Jesus didn’t call them bastards like they did him earlier. He said their father was the devil!!! “You don’t know who my daddy is, but I know who yo daddy is. My daddy said yo daddy ugly and can’t come to his birthday party.”

The Pharisees get MAD mad. Emotional. “Na-uh! We’re not bastards! GOD is our father!” (Seriously, I’m not making this up. I’m barely paraphrasing. Look at John 8:41)

And Jesus, the clapback king, says, “If God was your father, you would’ve recognized me. But you don’t. Because yo daddy is the devil. And that’s why me speakin’ facts right now got you so mad. Can’t none of y’all accuse me of wrong, and you just out here mad. Why? Cuz ya daddy is hater and so are you.”

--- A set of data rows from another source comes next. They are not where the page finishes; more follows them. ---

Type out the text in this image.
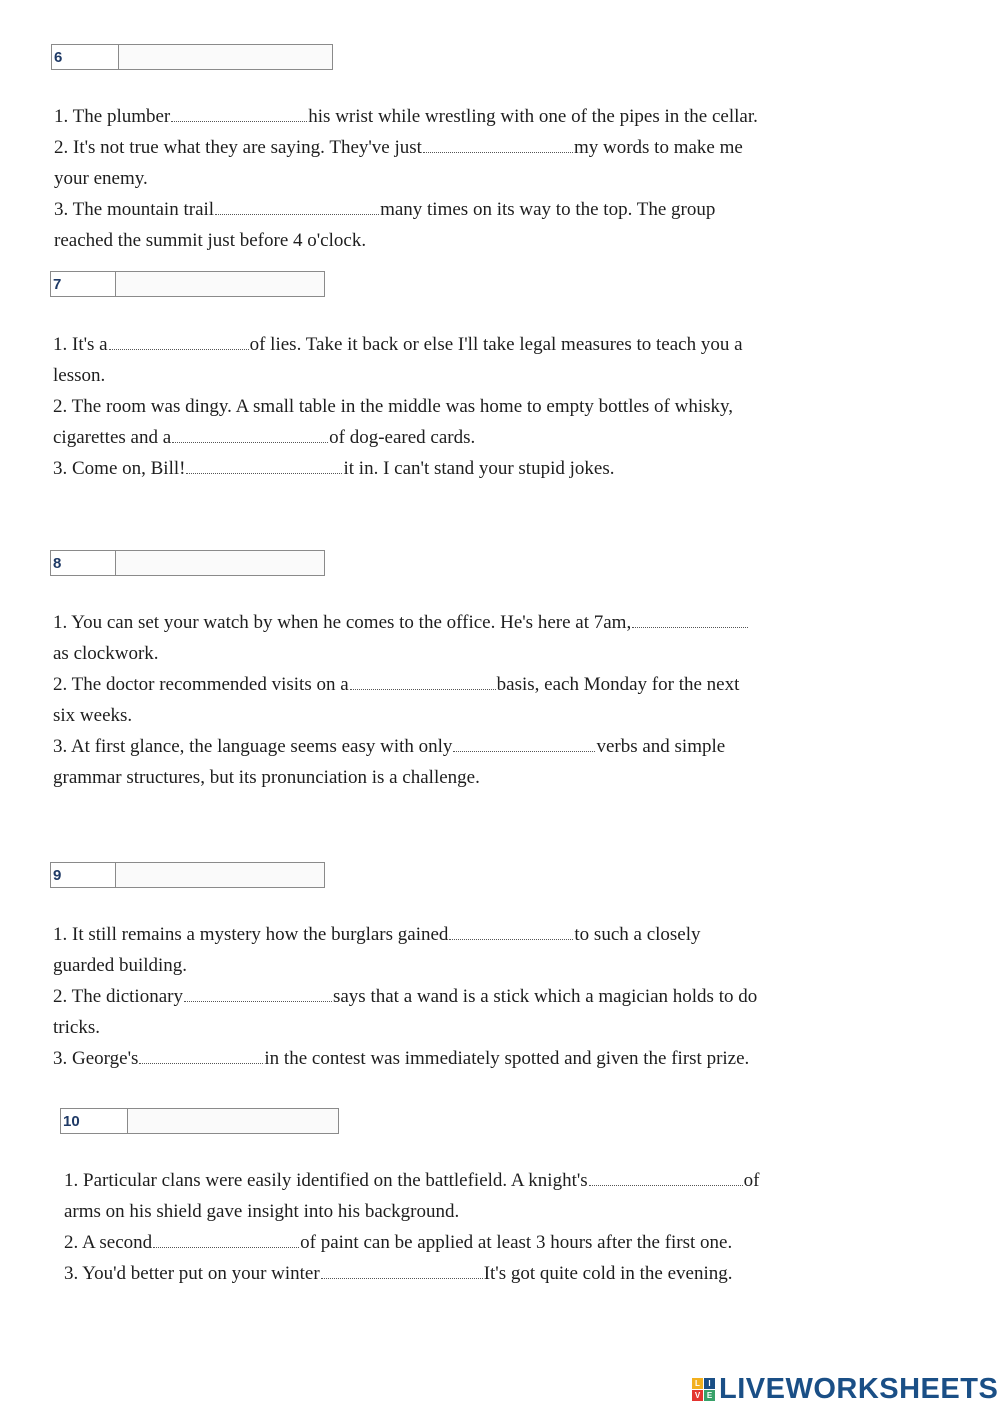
6
1. The plumber	his wrist while wrestling with one of the pipes in the cellar.
2. It's not true what they are saying. They've just	my words to make me
your enemy.
3. The mountain trail	many times on its way to the top. The group
reached the summit just before 4 o'clock.
7
1. It's a	of lies. Take it back or else I'll take legal measures to teach you a
lesson.
2. The room was dingy. A small table in the middle was home to empty bottles of whisky,
cigarettes and a	of dog-eared cards.
3. Come on, Bill!	it in. I can't stand your stupid jokes.
8
1. You can set your watch by when he comes to the office. He's here at 7am,
as clockwork.
2. The doctor recommended visits on a	basis, each Monday for the next
six weeks.
3. At first glance, the language seems easy with only	verbs and simple
grammar structures, but its pronunciation is a challenge.
9
1. It still remains a mystery how the burglars gained	to such a closely
guarded building.
2. The dictionary	says that a wand is a stick which a magician holds to do
tricks.
3. George's	in the contest was immediately spotted and given the first prize.
10
1. Particular clans were easily identified on the battlefield. A knight's	of
arms on his shield gave insight into his background.
2. A second	of paint can be applied at least 3 hours after the first one.
3. You'd better put on your winter	It's got quite cold in the evening.
L	I
V E LIVEWORKSHEETS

Y’all… these are actual interactions… from the Bible… between the Son of God and the religious leaders!!!! The Pharisees repeatedly tried to shame and malign Jesus in public, and he would not allow it. I think about this often when I encounter some of the more unlovely religious people who, emboldened by both the distance and openness of online forums, decide to call me everything but a child of God because I believe that social justice is a Biblical issue. I think about it because people often expect me to let these things roll off of my back. After all, the word “pastor” is in all of my social media handles. And a lot of times, I meet those expectations. I’ve been socialized to believe that I have to absorb these blows and keep it moving. Sometimes, that is the wise and prudent thing to do.

But… if we were to throw it back and “WWJD” the situation… we need to entertain the reality that a good old fashioned clapback is in the realm of possibilities. There are occasions when someone maligning your character and God-given identity merits a reply. The idea that the reply needs to satisfy the sensibilities of everyone and their mother’s mother is not a biblical reality.

In trying to discredit Jesus, these religious leaders shamed his mother, they attempted to shame him, and they deliberately crossed several boundaries of neighborly, respectful behavior. The response wasn’t one of turning the other cheek. The situation required Jesus highlighting the fact that these people were not who they were pretending to be.

In 2020, if you dare to follow Jesus’s example of radical love and transformation, you will find yourself at odds with a fair amount of religious and “orthodox” gatekeepers. Many of them will try you publicly with a veneer of civility and righteousness. How you respond is up to you. But as for me? I’ma talk about they daddy.